Same thing, hustle. You have to make ends meet. You put money here and there and you got a good wife who is really behind you, come together and say your personality fits this. Put your name on something. You are really popular, every club that you go everybody goes there, so why don’t you have your own,since you like hanging out a lot all. So, here we are!

Was that part of the motive for setting it up?

Yeah, l am a socialite. Every club that I hang out ,everybody will be there. So why not have my own.

Do you plan going into any charitable event?

l am a walking charity. Half of the money I make goes to helping people. If I have any money on me and you ask me, I will give it to you, because that was how my father was. I grew up like this. There used to be a lot of people in my father’s house all day asking for money.

Everybody needs help , it could be the one right in front of you, or the one on TV. if you give it out, it comes from your heart. It’s the same vibe, but I have affected a lot of charitable homes.

As the pioneer of hip-life. what is the connection between hip-hop, high life and hip-life?

You would never have hip-life without hip-hop. Hip-life is a branch off the tree of hip-hop. And then, high-life comes from our own thing. But you would never have had hip-life without ‘diasporic’ influence, it would never have the Caribbean influence. So they are connected. Music travels like language and involves change. Where I came in was in hip-hop. Hip-hop was my generation, so I took the hip from hip-hop and took the life from high-life then created hip-life. In terms of branding, it’s perfect and the younger generations love it. It balances them up, they followed and today that’s what you have.

So there is a definite connection to all of the above. But you would never have one without the other. Even the name pretty much tells you there is a connection.

Which do you prefer?

I love good music. I listen to jazz, funk, everything. I will be more about hip-life, because I will be more patriotic, because it got my language in it. It’s more of a revolution.

What is your final word for up and coming musicians who would like to be like you?

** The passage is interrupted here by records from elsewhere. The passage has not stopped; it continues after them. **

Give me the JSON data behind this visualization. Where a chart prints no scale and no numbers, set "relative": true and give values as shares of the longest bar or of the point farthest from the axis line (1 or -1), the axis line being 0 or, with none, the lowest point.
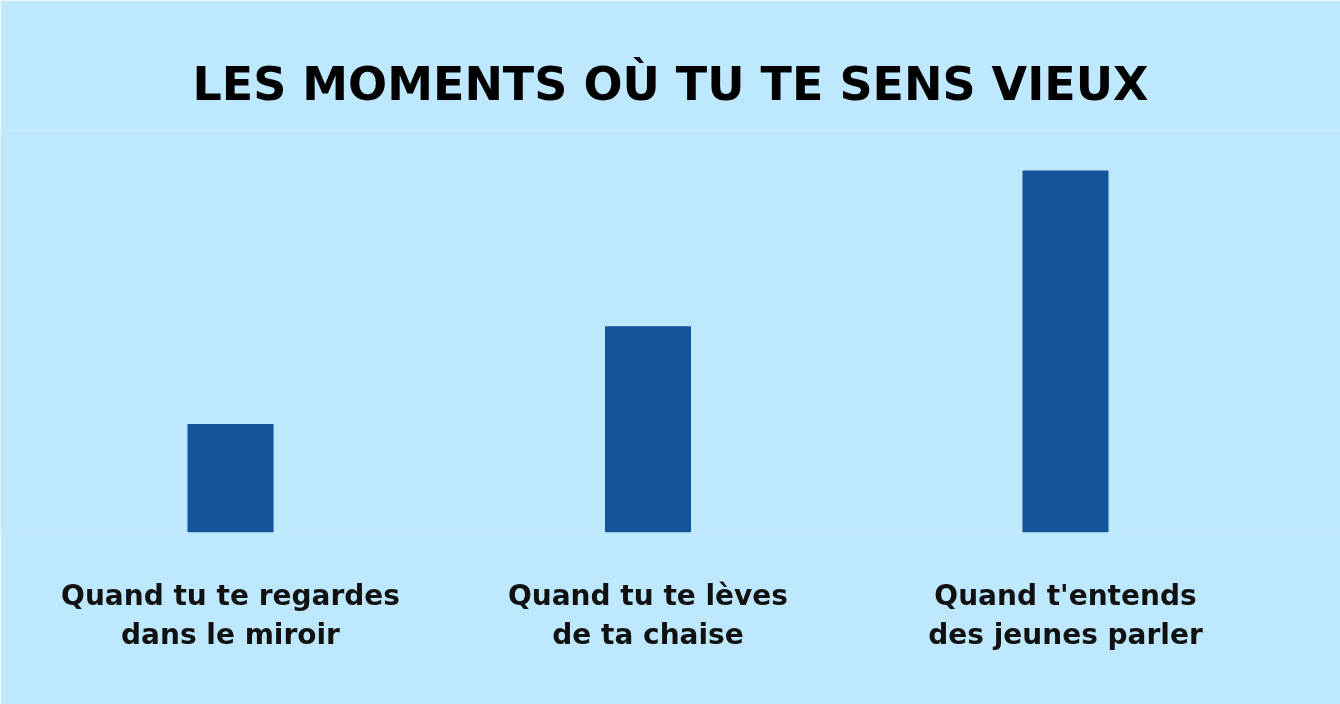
{
  "chart_data": {
    "type": "bar",
    "title": "LES MOMENTS OÙ TU TE SENS VIEUX",
    "categories": [
      "Quand tu te regardes\ndans le miroir",
      "Quand tu te lèves\nde ta chaise",
      "Quand t'entends\ndes jeunes parler"
    ],
    "values": [
      0.3,
      0.57,
      1
    ],
    "color": "#13539a",
    "relative": true
  }
}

I never have my final words, as long as l am alive, there is no final word. Because I might say something different tomorrow. But my advice on how to stay relevant, like I said, relevant is has relevant does. I don’t really like going out of my way. I just stay busy doing something. I am always thinking of new ways, you know, I get bored real quick. But to remain relevant has to do with how people see you, because you remain relevant to your family till you die. So let’s look at that on bigger scale. What is it about you? It’s because your family loves you and they respect you and they like your mind. How you move and bring food to the table. Yeah, but just be yourself really. If you are doing something that is of significant, people will notice and it starts to pay off. That’s when you are rich.

What other stuff do you do aside from music? Do you read  books?

l am very well read. But I don’t read as much as I should do. But when I was a kid we had a really lazy baby sitter, and so she would put me in front of the TV all day. So I learnt so much from the television. l am a semi-literate. My education is not to the degree level. My daughter made a point, she said you are not educated but you know a little bit of everything. Television, I guess, did that. Every little information, I am always listening. I talk less and listen a lot. So I pick something from here and there. So I know pretty much small of everything, and that’s all you need, survival kit.

So how many kids do you have?

I have four. Little Ricky who is named after my father, and then I have Zuzu. Zuzu is a lawyer, she was born on my wife’s birthday. And then l have Reggiesaler born on my birthday and my oldest, she is Fibbie, and she is 28.